Be forewarned that this is at once the least formal and the most significant part of the theory. In Ulmer's terminology, it is the inventio.
After reading Calvino, I was struck with the idea of a false book. Actually, I was struck with the idea that every book is false. Every author is a liar: the framework in which I desired to work.
That fiction is fiction and characters are inventions is an old, almost trite, idea in literature. It is fairly conventional nowadays for the author to step into his own story, undermining it, explicitly refuting it, and combining in one narrative space the fictive and the real.
A canonical example may be Miguel de Unamuno's Niebla in which the author steps in and murders the protagonist. In Breakfast of Champions, Kurt Vonnegut continually writes, these are characters and I do not pretend that they are anything else. Calvino begins his story with the words, "You are about to begin reading Italo Calvino's new novel. . ." In each of these cases, and in every other example I can think of, however, the nullification of the character is explicit. The author, or his or her fictive personification, speaks directly to the reader.
Although it is an effective method of foregrounding the apocryphy of narrative, the introduction of an author-character into a fiction is somehow contrived. It is the "real world", "truth" invading and condemning (or perhaps justifying) the fictitious world. I believe that a true undermining of a narrative must be implicit; it must come from within the narrative space, not from without it. My suggestion that all characters are unreal is all-inclusive. It is not only true for characters that are denied by the author, but also for ones that he or she sincerely believes in.
Writes Primo Levi in the afterword to The Monkey's Wrench, "With this quotation [of Joseph Conrad speaking of his own character, Captain MacWhirr] I would like to tell the reader that, just as Conrad never saw Captain MacWhirr 'in the flesh,' so I never actually met Libertino Faussone. Like the British captain, Faussone is imaginary but 'perfectly authentic,'. . . ." Authentic, my ass! He is fiction. He's a lie.

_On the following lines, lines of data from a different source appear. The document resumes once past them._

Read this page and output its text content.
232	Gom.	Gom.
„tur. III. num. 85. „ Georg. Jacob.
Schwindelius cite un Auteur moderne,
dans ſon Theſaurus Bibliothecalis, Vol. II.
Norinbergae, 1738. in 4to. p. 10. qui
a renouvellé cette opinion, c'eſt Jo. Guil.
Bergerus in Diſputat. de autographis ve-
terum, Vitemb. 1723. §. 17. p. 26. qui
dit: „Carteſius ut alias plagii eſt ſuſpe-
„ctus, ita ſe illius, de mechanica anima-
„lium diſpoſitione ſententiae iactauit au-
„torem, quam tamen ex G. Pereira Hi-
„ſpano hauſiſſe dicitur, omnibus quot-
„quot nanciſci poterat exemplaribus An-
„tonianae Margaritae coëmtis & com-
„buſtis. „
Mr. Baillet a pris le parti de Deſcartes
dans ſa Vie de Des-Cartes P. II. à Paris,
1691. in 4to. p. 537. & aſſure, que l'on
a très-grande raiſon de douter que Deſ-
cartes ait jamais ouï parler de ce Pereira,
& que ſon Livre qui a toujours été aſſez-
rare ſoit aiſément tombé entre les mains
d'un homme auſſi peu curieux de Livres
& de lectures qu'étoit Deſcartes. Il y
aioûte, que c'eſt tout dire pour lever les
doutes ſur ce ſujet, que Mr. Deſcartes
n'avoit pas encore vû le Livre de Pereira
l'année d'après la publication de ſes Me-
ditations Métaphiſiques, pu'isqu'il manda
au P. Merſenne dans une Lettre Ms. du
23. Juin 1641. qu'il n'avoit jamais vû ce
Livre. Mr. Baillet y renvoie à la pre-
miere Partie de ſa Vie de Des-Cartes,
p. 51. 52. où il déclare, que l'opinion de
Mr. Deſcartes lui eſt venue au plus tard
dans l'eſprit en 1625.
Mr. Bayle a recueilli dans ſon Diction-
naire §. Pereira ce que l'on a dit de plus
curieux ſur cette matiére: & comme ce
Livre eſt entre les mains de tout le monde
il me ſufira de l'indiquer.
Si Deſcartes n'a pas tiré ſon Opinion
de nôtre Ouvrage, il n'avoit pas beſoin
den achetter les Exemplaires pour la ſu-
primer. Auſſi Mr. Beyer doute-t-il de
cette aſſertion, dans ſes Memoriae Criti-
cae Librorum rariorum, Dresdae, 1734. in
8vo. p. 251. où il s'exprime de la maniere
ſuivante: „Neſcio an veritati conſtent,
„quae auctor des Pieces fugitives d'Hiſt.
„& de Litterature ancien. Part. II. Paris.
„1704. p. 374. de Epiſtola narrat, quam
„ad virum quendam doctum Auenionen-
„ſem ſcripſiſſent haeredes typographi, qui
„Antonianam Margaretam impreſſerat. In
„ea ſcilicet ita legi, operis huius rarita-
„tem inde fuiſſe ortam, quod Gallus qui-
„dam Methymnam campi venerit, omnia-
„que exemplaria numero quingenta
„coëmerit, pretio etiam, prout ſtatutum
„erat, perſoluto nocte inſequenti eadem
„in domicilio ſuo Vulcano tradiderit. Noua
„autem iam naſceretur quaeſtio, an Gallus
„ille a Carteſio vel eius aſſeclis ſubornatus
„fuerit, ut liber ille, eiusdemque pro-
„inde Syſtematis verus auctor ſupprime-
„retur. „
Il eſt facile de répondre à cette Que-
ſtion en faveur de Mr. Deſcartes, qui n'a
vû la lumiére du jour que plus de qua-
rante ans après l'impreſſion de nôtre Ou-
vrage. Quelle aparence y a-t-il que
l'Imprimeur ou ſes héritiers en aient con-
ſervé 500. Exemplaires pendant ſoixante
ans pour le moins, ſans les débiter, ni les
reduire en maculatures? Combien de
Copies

Perhaps it is now clear why this theory is not essential (it is, in fact, detractive) to my story and why the story should be read before, and perhaps exclusive of, this "essay."
So how does one question the veracity of one's narrative implicitly, from the inside? By blatant contradictions. By unresolvable characters. By meta-meta narrator disavowing meta-narrator disavowing narrator disavowing protagonist. And what more perfect medium than hypertext, where voices can thrive individually and coexist with equitable veracity.
So whence art history? The Unamuno/Vonnegut/Calvino technique of injecting reality into fiction reminds me strongly of Magritte's well-known painting Ceci n'est pas une pipe, which depicts a pipe with the title written in huge cursive underneath it on the canvas. The effect of this painting is the same for art as the author-character invasion is for fiction. It problematizes the veracity of art. But, also like the author-character, it is contrived; it is an invasion. The text invades the picture space to undermine it; it is the imposition of an exterior medium to voice the problem. Still, a painting of a pipe without such an external nullification would most likely still be seen as a pipe.
There is an art which contracdicts itself implicitly, in the manner that I wish to do in fiction. I refer to the apex of Analytical Cubism, the series of paintings following Le Portugais (1911-12) by Braque and Ma Jolie (1911-12) by Picasso. These paintings utilized the technique of painting flat lettering on the picture plane, on top of the fragmented Cubist space. Note that the letters did not spell words of any significance (to this theory) but their inclusion itself achieved the effect.
Because of the lettering, the paintings contined a synthesis of two distinct dimensions, the third and the second, in addition to Cubist fragmentation. This is not the same as adding a dimension to a circle and getting a sphere or a cylinder, but is more related to viewing the circle and the sphere simultaneously. The two dimensional factor was the lettering itself; flat and without any semblence of linear perspective, it brought the picture plane, the fundamental characteristic of the art of painting into the broken three-dimensional Cubist space, where it hung, a constant reminder that painting is but painting.
A similar effect was achieved by Leger in, for example, the big painting hanging in the Guggenheim (I think it's called Dejeuner ). His carefully modelled personages and flat Cubist planes are washed over with streaks of primary colors that are not involved in the scene itself. These streaks of color foreground the picture plane in an otherwise self-contained narrative painting. Again, the reason I stress Analytical Cubism over Leger is that the fundamental break-up of space so important in hypertext is all but lacking in the latter's work.